Brett Pierce

No. 49, 88
- Position: Tight end

Personal information
- Born: January 7, 1981 (age 45) Vancouver, Washington, U.S.
- Listed height: 6 ft 6 in (1.98 m)
- Listed weight: 263 lb (119 kg)

Career information
- High school: Columbia River (WA)
- College: Stanford
- NFL draft: 2004: undrafted

Career history
- Baltimore Ravens (2004)*; Dallas Cowboys (2004–2006); Chicago Bears (2007)*; Denver Broncos (2008)*;
- * Offseason and/or practice squad member only

Career NFL statistics
- Games played: 18
- Stats at Pro Football Reference

= Brett Pierce =

American football player (born 1981)

Brett Clayton Pierce (born January 7, 1981) is an American former professional football player who was a tight end in the National Football League (NFL) for the Baltimore Ravens and Dallas Cowboys. He played college football for the Stanford Cardinal.

==Early life==
Pierce attended Columbia River High School, where he recorded 9 varsity letters. In football he was a two-way player (defensive end and tight end). He was a two-time All-State and two-time Defensive Player of the Year in Clark County. As a senior, he received All-American, Clark County Player of the Year, and County Athlete of the Year honors. In baseball, he was a two-time All-league selection, an All-State selection and an All-American. In basketball, he was named All-league as a junior and senior while leading the team in scoring and rebounding. As a senior, Pierce led the football team in tackles, the basketball team in scoring and rebounding, and the baseball team in batting average.

==College career==
Pierce accepted a football scholarship from Stanford University. As a freshman, he played in 11 games and started 3 in place of an injured Russell Stewart, while also registering 6 special teams tackles. As a sophomore, he was named the starter at tight end, recording 19 receptions for 258 yards and 3 touchdowns, while becoming a key special teams performer with 14 tackles.

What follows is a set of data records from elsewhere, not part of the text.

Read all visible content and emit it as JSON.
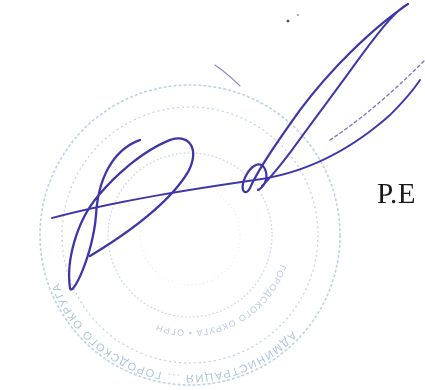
{
  "signature_line": {
    "initials": "Р.Е"
  },
  "stamp": {
    "shape": "round-seal",
    "ink_color": "#8fb0d2",
    "outer_ring_text": "АДМИНИСТРАЦИЯ ... ГОРОДСКОГО ОКРУГА",
    "inner_ring_text": "ГОРОДСКОГО ОКРУГА • ОГРН"
  },
  "signature": {
    "style": "handwritten",
    "ink_color": "#3d36a8"
  }
}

As a junior, he suffered a torn anterior cruciate ligament in his left knee during the season opener and was lost for the year. In 2003, he was one of two starting tight ends (Alex Smith was the other), finishing with 11 starts, 11 receptions for 84 yards and 10 special teams tackles.

As a senior, he was voted team captain while playing a dual role at tight end and fullback.

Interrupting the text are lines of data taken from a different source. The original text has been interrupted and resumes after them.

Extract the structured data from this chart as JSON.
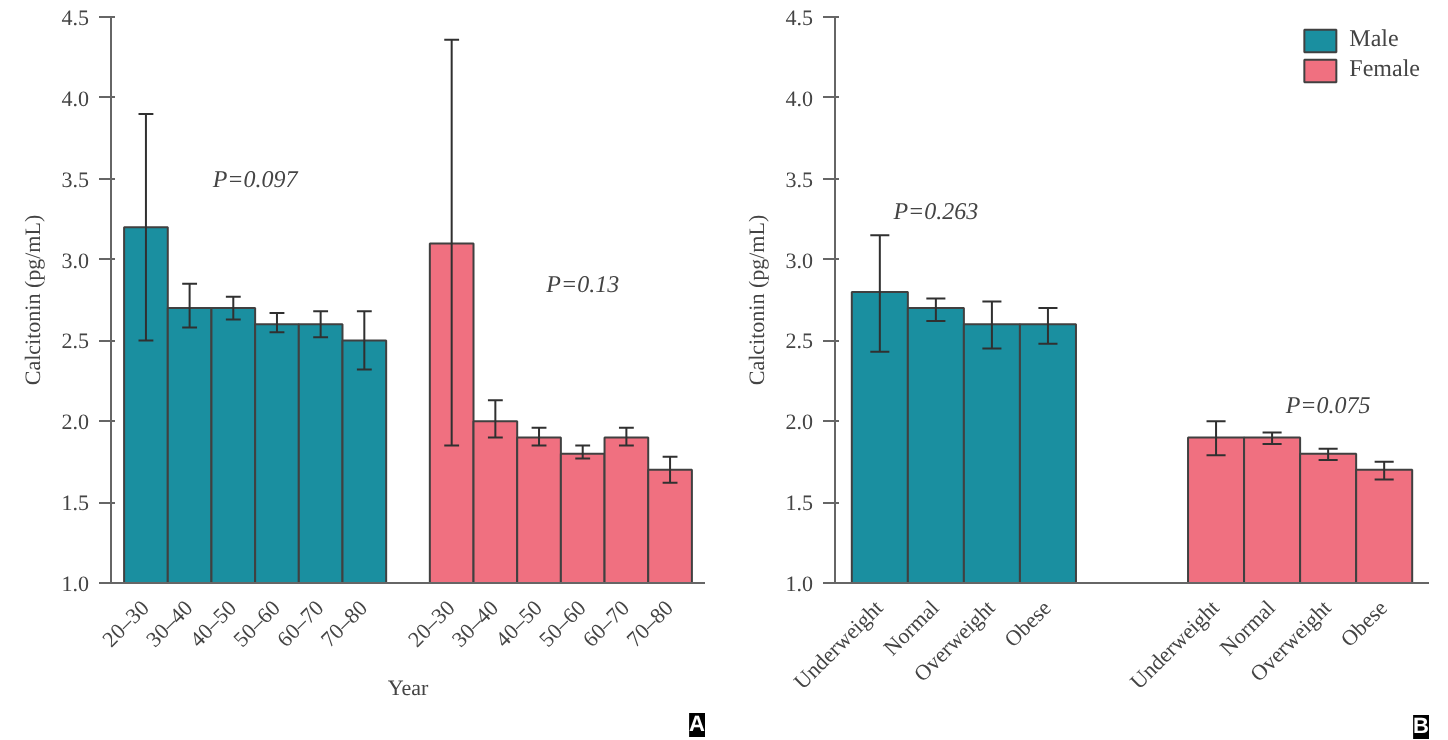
{
  "chart_data": [
    {
      "type": "bar",
      "xlabel": "Year",
      "ylabel": "Calcitonin (pg/mL)",
      "categories": [
        "20–30",
        "30–40",
        "40–50",
        "50–60",
        "60–70",
        "70–80",
        null,
        "20–30",
        "30–40",
        "40–50",
        "50–60",
        "60–70",
        "70–80"
      ],
      "series": [
        {
          "color": "#1a8fa0",
          "values": [
            3.2,
            2.7,
            2.7,
            2.6,
            2.6,
            2.5,
            null,
            null,
            null,
            null,
            null,
            null,
            null
          ],
          "errors": [
            [
              2.5,
              3.9
            ],
            [
              2.58,
              2.85
            ],
            [
              2.63,
              2.77
            ],
            [
              2.55,
              2.67
            ],
            [
              2.52,
              2.68
            ],
            [
              2.32,
              2.68
            ],
            null,
            null,
            null,
            null,
            null,
            null,
            null
          ]
        },
        {
          "color": "#f07080",
          "values": [
            null,
            null,
            null,
            null,
            null,
            null,
            null,
            3.1,
            2.0,
            1.9,
            1.8,
            1.9,
            1.7
          ],
          "errors": [
            null,
            null,
            null,
            null,
            null,
            null,
            null,
            [
              1.85,
              4.36
            ],
            [
              1.9,
              2.13
            ],
            [
              1.85,
              1.96
            ],
            [
              1.77,
              1.85
            ],
            [
              1.85,
              1.96
            ],
            [
              1.62,
              1.78
            ]
          ]
        }
      ],
      "ylim": [
        1.0,
        4.5
      ],
      "yticks": [
        {
          "value": 1.0,
          "label": "1.0"
        },
        1.5,
        {
          "value": 2.0,
          "label": "2.0"
        },
        2.5,
        {
          "value": 3.0,
          "label": "3.0"
        },
        3.5,
        {
          "value": 4.0,
          "label": "4.0"
        },
        4.5
      ],
      "grid": false,
      "legend": false,
      "annotations": [
        "P=0.097",
        "P=0.13",
        "A"
      ]
    },
    {
      "type": "bar",
      "ylabel": "Calcitonin (pg/mL)",
      "categories": [
        "Underweight",
        "Normal",
        "Overweight",
        "Obese",
        null,
        null,
        "Underweight",
        "Normal",
        "Overweight",
        "Obese"
      ],
      "series": [
        {
          "name": "Male",
          "color": "#1a8fa0",
          "values": [
            2.8,
            2.7,
            2.6,
            2.6,
            null,
            null,
            null,
            null,
            null,
            null
          ],
          "errors": [
            [
              2.43,
              3.15
            ],
            [
              2.62,
              2.76
            ],
            [
              2.45,
              2.74
            ],
            [
              2.48,
              2.7
            ],
            null,
            null,
            null,
            null,
            null,
            null
          ]
        },
        {
          "name": "Female",
          "color": "#f07080",
          "values": [
            null,
            null,
            null,
            null,
            null,
            null,
            1.9,
            1.9,
            1.8,
            1.7
          ],
          "errors": [
            null,
            null,
            null,
            null,
            null,
            null,
            [
              1.79,
              2.0
            ],
            [
              1.86,
              1.93
            ],
            [
              1.76,
              1.83
            ],
            [
              1.64,
              1.75
            ]
          ]
        }
      ],
      "ylim": [
        1.0,
        4.5
      ],
      "yticks": [
        {
          "value": 1.0,
          "label": "1.0"
        },
        1.5,
        {
          "value": 2.0,
          "label": "2.0"
        },
        2.5,
        {
          "value": 3.0,
          "label": "3.0"
        },
        3.5,
        {
          "value": 4.0,
          "label": "4.0"
        },
        4.5
      ],
      "grid": false,
      "legend": "top right",
      "annotations": [
        "P=0.263",
        "P=0.075",
        "B"
      ]
    }
  ]
}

Academically, he received a B.S. in industrial engineering and M.S. in civil engineering during his tenure.

==Professional career==

===Baltimore Ravens===
Pierce was signed as an undrafted free agent by the Baltimore Ravens after the 2004 NFL draft. He was released on September 6 and signed to the team's practice squad.

===Dallas Cowboys===
On October 3, 2004, he was signed by the Dallas Cowboys from the Ravens practice squad, to provide depth after Dan Campbell was lost for the year with a foot injury. He was the backup tight end and became a core special teams player, making 2 special teams tackles.

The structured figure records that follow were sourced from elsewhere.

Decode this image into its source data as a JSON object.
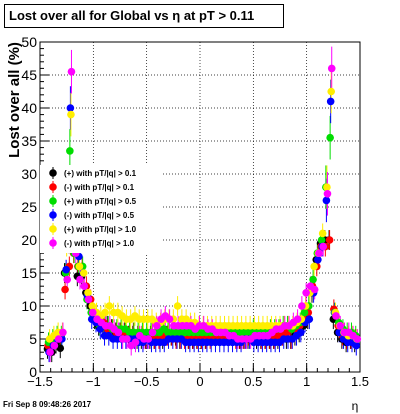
{
  "chart_data": {
    "type": "scatter",
    "title": "Lost over all for Global vs   η at pT > 0.11",
    "xlabel": "η",
    "ylabel": "Lost over all (%)",
    "xlim": [
      -1.5,
      1.5
    ],
    "ylim": [
      0,
      50
    ],
    "x_ticks": [
      -1.5,
      -1,
      -0.5,
      0,
      0.5,
      1,
      1.5
    ],
    "x_tick_labels": [
      "−1.5",
      "−1",
      "−0.5",
      "0",
      "0.5",
      "1",
      "1.5"
    ],
    "y_ticks": [
      0,
      5,
      10,
      15,
      20,
      25,
      30,
      35,
      40,
      45,
      50
    ],
    "grid": true,
    "legend_position": "left-middle",
    "series": [
      {
        "name": "(+) with pT/|q| > 0.1",
        "color": "#000000",
        "marker": "circle",
        "offset": -0.01,
        "x": [
          -1.42,
          -1.38,
          -1.34,
          -1.3,
          -1.26,
          -1.22,
          -1.18,
          -1.14,
          -1.1,
          -1.06,
          -1.02,
          -0.98,
          -0.94,
          -0.9,
          -0.86,
          -0.82,
          -0.78,
          -0.74,
          -0.7,
          -0.66,
          -0.62,
          -0.58,
          -0.54,
          -0.5,
          -0.46,
          -0.42,
          -0.38,
          -0.34,
          -0.3,
          -0.26,
          -0.22,
          -0.18,
          -0.14,
          -0.1,
          -0.06,
          -0.02,
          0.02,
          0.06,
          0.1,
          0.14,
          0.18,
          0.22,
          0.26,
          0.3,
          0.34,
          0.38,
          0.42,
          0.46,
          0.5,
          0.54,
          0.58,
          0.62,
          0.66,
          0.7,
          0.74,
          0.78,
          0.82,
          0.86,
          0.9,
          0.94,
          0.98,
          1.02,
          1.06,
          1.1,
          1.14,
          1.18,
          1.22,
          1.26,
          1.3,
          1.34,
          1.38,
          1.42,
          1.46
        ],
        "y": [
          3.5,
          3,
          4.3,
          3.6,
          15,
          19.5,
          20,
          14.5,
          14.5,
          12,
          10,
          8,
          7,
          7,
          7,
          6.5,
          6,
          6,
          6,
          5.5,
          5.5,
          5,
          5,
          5,
          5,
          5,
          5.5,
          5,
          5.5,
          5.5,
          5.5,
          5,
          5.5,
          5,
          5,
          5,
          5,
          5,
          5.5,
          5.5,
          6,
          6,
          6,
          5.5,
          5.5,
          5,
          5,
          5,
          5.5,
          5,
          5,
          5,
          5,
          5,
          5,
          5.5,
          5,
          5,
          5.5,
          6,
          7,
          8,
          12,
          17,
          19.5,
          20,
          20,
          8,
          6,
          5,
          4.5,
          5,
          4.5
        ]
      },
      {
        "name": "(-) with pT/|q| > 0.1",
        "color": "#ff0000",
        "marker": "circle",
        "offset": -0.005,
        "x": [
          -1.42,
          -1.38,
          -1.34,
          -1.3,
          -1.26,
          -1.22,
          -1.18,
          -1.14,
          -1.1,
          -1.06,
          -1.02,
          -0.98,
          -0.94,
          -0.9,
          -0.86,
          -0.82,
          -0.78,
          -0.74,
          -0.7,
          -0.66,
          -0.62,
          -0.58,
          -0.54,
          -0.5,
          -0.46,
          -0.42,
          -0.38,
          -0.34,
          -0.3,
          -0.26,
          -0.22,
          -0.18,
          -0.14,
          -0.1,
          -0.06,
          -0.02,
          0.02,
          0.06,
          0.1,
          0.14,
          0.18,
          0.22,
          0.26,
          0.3,
          0.34,
          0.38,
          0.42,
          0.46,
          0.5,
          0.54,
          0.58,
          0.62,
          0.66,
          0.7,
          0.74,
          0.78,
          0.82,
          0.86,
          0.9,
          0.94,
          0.98,
          1.02,
          1.06,
          1.1,
          1.14,
          1.18,
          1.22,
          1.26,
          1.3,
          1.34,
          1.38,
          1.42,
          1.46
        ],
        "y": [
          4,
          4.5,
          5,
          5,
          12.5,
          16,
          18,
          16,
          16,
          13,
          11,
          8.5,
          7.5,
          7.5,
          6.5,
          6.5,
          6,
          6,
          6,
          5.5,
          6,
          5.5,
          5.5,
          5,
          5.5,
          5,
          5,
          5.5,
          5.5,
          5.5,
          5,
          5,
          5,
          5,
          5,
          5,
          5,
          5,
          5,
          5.5,
          5.5,
          5.5,
          5.5,
          5.5,
          5,
          5,
          5,
          5.5,
          5.5,
          5.5,
          5,
          5,
          5,
          5,
          5.5,
          5.5,
          6,
          5,
          6.5,
          7,
          8,
          9,
          13,
          16,
          19,
          19,
          20,
          9.5,
          7,
          5.5,
          5,
          5,
          5
        ]
      },
      {
        "name": "(+) with pT/|q| > 0.5",
        "color": "#00dd00",
        "marker": "circle",
        "offset": 0,
        "x": [
          -1.42,
          -1.38,
          -1.34,
          -1.3,
          -1.26,
          -1.22,
          -1.18,
          -1.14,
          -1.1,
          -1.06,
          -1.02,
          -0.98,
          -0.94,
          -0.9,
          -0.86,
          -0.82,
          -0.78,
          -0.74,
          -0.7,
          -0.66,
          -0.62,
          -0.58,
          -0.54,
          -0.5,
          -0.46,
          -0.42,
          -0.38,
          -0.34,
          -0.3,
          -0.26,
          -0.22,
          -0.18,
          -0.14,
          -0.1,
          -0.06,
          -0.02,
          0.02,
          0.06,
          0.1,
          0.14,
          0.18,
          0.22,
          0.26,
          0.3,
          0.34,
          0.38,
          0.42,
          0.46,
          0.5,
          0.54,
          0.58,
          0.62,
          0.66,
          0.7,
          0.74,
          0.78,
          0.82,
          0.86,
          0.9,
          0.94,
          0.98,
          1.02,
          1.06,
          1.1,
          1.14,
          1.18,
          1.22,
          1.26,
          1.3,
          1.34,
          1.38,
          1.42,
          1.46
        ],
        "y": [
          4.5,
          5,
          5.5,
          5.5,
          15,
          33.5,
          18,
          16,
          16,
          11,
          9,
          8,
          7,
          7,
          7,
          6.5,
          6.5,
          6.5,
          6.5,
          6,
          6,
          6,
          6,
          6,
          6,
          6,
          6,
          6.5,
          6,
          6,
          6,
          6,
          6,
          6,
          6,
          6,
          6,
          6,
          6,
          6,
          6,
          6,
          6,
          6,
          6,
          6,
          6,
          6,
          6.5,
          6,
          6,
          6,
          6.5,
          6.5,
          6.5,
          7,
          7,
          6.5,
          7,
          7.5,
          9,
          10,
          14,
          18,
          20,
          28,
          35.5,
          9,
          7.5,
          6.5,
          6,
          6,
          5.5
        ]
      },
      {
        "name": "(-) with pT/|q| > 0.5",
        "color": "#0000ff",
        "marker": "circle",
        "offset": 0.005,
        "x": [
          -1.42,
          -1.38,
          -1.34,
          -1.3,
          -1.26,
          -1.22,
          -1.18,
          -1.14,
          -1.1,
          -1.06,
          -1.02,
          -0.98,
          -0.94,
          -0.9,
          -0.86,
          -0.82,
          -0.78,
          -0.74,
          -0.7,
          -0.66,
          -0.62,
          -0.58,
          -0.54,
          -0.5,
          -0.46,
          -0.42,
          -0.38,
          -0.34,
          -0.3,
          -0.26,
          -0.22,
          -0.18,
          -0.14,
          -0.1,
          -0.06,
          -0.02,
          0.02,
          0.06,
          0.1,
          0.14,
          0.18,
          0.22,
          0.26,
          0.3,
          0.34,
          0.38,
          0.42,
          0.46,
          0.5,
          0.54,
          0.58,
          0.62,
          0.66,
          0.7,
          0.74,
          0.78,
          0.82,
          0.86,
          0.9,
          0.94,
          0.98,
          1.02,
          1.06,
          1.1,
          1.14,
          1.18,
          1.22,
          1.26,
          1.3,
          1.34,
          1.38,
          1.42,
          1.46
        ],
        "y": [
          3,
          4,
          5,
          5,
          15.5,
          40,
          20,
          17.5,
          15,
          11.5,
          8,
          7.5,
          6.5,
          5.5,
          5.5,
          5,
          5,
          5,
          5,
          5,
          5,
          4.5,
          4.5,
          5,
          4.5,
          4.5,
          4.5,
          4.5,
          5,
          5,
          5,
          5,
          4.5,
          4.5,
          4.5,
          4.5,
          4.5,
          4.5,
          4.5,
          4.5,
          4.5,
          4.5,
          4.5,
          4.5,
          4.5,
          4.5,
          5,
          5,
          4.5,
          4.5,
          4.5,
          4.5,
          4.5,
          4.5,
          4.5,
          5,
          5,
          5,
          5.5,
          6,
          7.5,
          8,
          12,
          17,
          19,
          26,
          41,
          9,
          6,
          5,
          4.5,
          4.5,
          4
        ]
      },
      {
        "name": "(+) with pT/|q| > 1.0",
        "color": "#ffee00",
        "marker": "circle",
        "offset": 0.01,
        "x": [
          -1.42,
          -1.38,
          -1.34,
          -1.3,
          -1.26,
          -1.22,
          -1.18,
          -1.14,
          -1.1,
          -1.06,
          -1.02,
          -0.98,
          -0.94,
          -0.9,
          -0.86,
          -0.82,
          -0.78,
          -0.74,
          -0.7,
          -0.66,
          -0.62,
          -0.58,
          -0.54,
          -0.5,
          -0.46,
          -0.42,
          -0.38,
          -0.34,
          -0.3,
          -0.26,
          -0.22,
          -0.18,
          -0.14,
          -0.1,
          -0.06,
          -0.02,
          0.02,
          0.06,
          0.1,
          0.14,
          0.18,
          0.22,
          0.26,
          0.3,
          0.34,
          0.38,
          0.42,
          0.46,
          0.5,
          0.54,
          0.58,
          0.62,
          0.66,
          0.7,
          0.74,
          0.78,
          0.82,
          0.86,
          0.9,
          0.94,
          0.98,
          1.02,
          1.06,
          1.1,
          1.14,
          1.18,
          1.22,
          1.26,
          1.3,
          1.34,
          1.38,
          1.42,
          1.46
        ],
        "y": [
          5,
          5.5,
          6,
          6,
          19,
          39,
          20,
          16,
          15,
          12,
          10,
          9,
          8.5,
          9,
          10,
          9,
          9,
          8.5,
          8,
          8,
          8.5,
          8,
          8,
          8,
          8,
          7.5,
          7.5,
          8,
          8,
          8,
          10,
          8,
          8,
          7.5,
          7.5,
          7,
          7,
          7,
          7,
          7,
          7,
          7,
          7,
          7,
          7,
          7,
          7,
          7,
          7,
          7,
          7,
          7,
          7,
          7,
          7,
          7,
          7,
          7,
          7.5,
          8,
          10,
          12,
          16,
          18,
          21,
          28,
          42.5,
          9,
          7,
          6,
          5.5,
          5.5,
          5
        ]
      },
      {
        "name": "(-) with pT/|q| > 1.0",
        "color": "#ff00ff",
        "marker": "circle",
        "offset": 0.015,
        "x": [
          -1.42,
          -1.38,
          -1.34,
          -1.3,
          -1.26,
          -1.22,
          -1.18,
          -1.14,
          -1.1,
          -1.06,
          -1.02,
          -0.98,
          -0.94,
          -0.9,
          -0.86,
          -0.82,
          -0.78,
          -0.74,
          -0.7,
          -0.66,
          -0.62,
          -0.58,
          -0.54,
          -0.5,
          -0.46,
          -0.42,
          -0.38,
          -0.34,
          -0.3,
          -0.26,
          -0.22,
          -0.18,
          -0.14,
          -0.1,
          -0.06,
          -0.02,
          0.02,
          0.06,
          0.1,
          0.14,
          0.18,
          0.22,
          0.26,
          0.3,
          0.34,
          0.38,
          0.42,
          0.46,
          0.5,
          0.54,
          0.58,
          0.62,
          0.66,
          0.7,
          0.74,
          0.78,
          0.82,
          0.86,
          0.9,
          0.94,
          0.98,
          1.02,
          1.06,
          1.1,
          1.14,
          1.18,
          1.22,
          1.26,
          1.3,
          1.34,
          1.38,
          1.42,
          1.46
        ],
        "y": [
          3,
          4,
          5,
          6,
          14,
          45.5,
          18,
          14,
          13,
          11,
          9,
          8,
          7.5,
          7,
          7,
          6.5,
          6,
          5,
          5,
          4,
          4.5,
          5.5,
          5,
          5,
          6,
          7,
          8,
          8.5,
          8,
          7,
          7,
          7,
          7,
          7,
          6.5,
          7,
          7,
          6.5,
          6.5,
          6,
          6,
          6,
          5.5,
          5.5,
          5,
          5,
          5,
          5,
          5.5,
          5.5,
          5.5,
          5.5,
          6,
          6.5,
          6.5,
          7,
          7,
          7.5,
          8,
          10,
          12,
          13,
          12.5,
          18,
          19,
          27,
          46,
          8.5,
          7,
          6,
          6,
          5.5,
          5
        ]
      }
    ],
    "error_half_height": 1.5
  },
  "footer": {
    "timestamp": "Fri Sep  8 09:48:26 2017"
  }
}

In 2005, he appeared in 10 games, registering 8 special teams tackles (fourth on the team), before being placed on the injured reserve list with a torn anterior cruciate ligament.

On July 30, 2006, during a training camp practice he tore again the anterior cruciate ligament in his left knee and was placed on injured reserve. It was the same ligament that he had reconstructed the previous year and in college. He wasn't re-signed after the season.

===Chicago Bears===
On August 1, 2007, he was signed as a free agent by the Chicago Bears. He was released on September 1.

===Denver Broncos===
On December 31, 2007, he signed with the Denver Broncos as a free agent. He saw time at fullback, before being waived with a left ankle injury on August 30, 2008.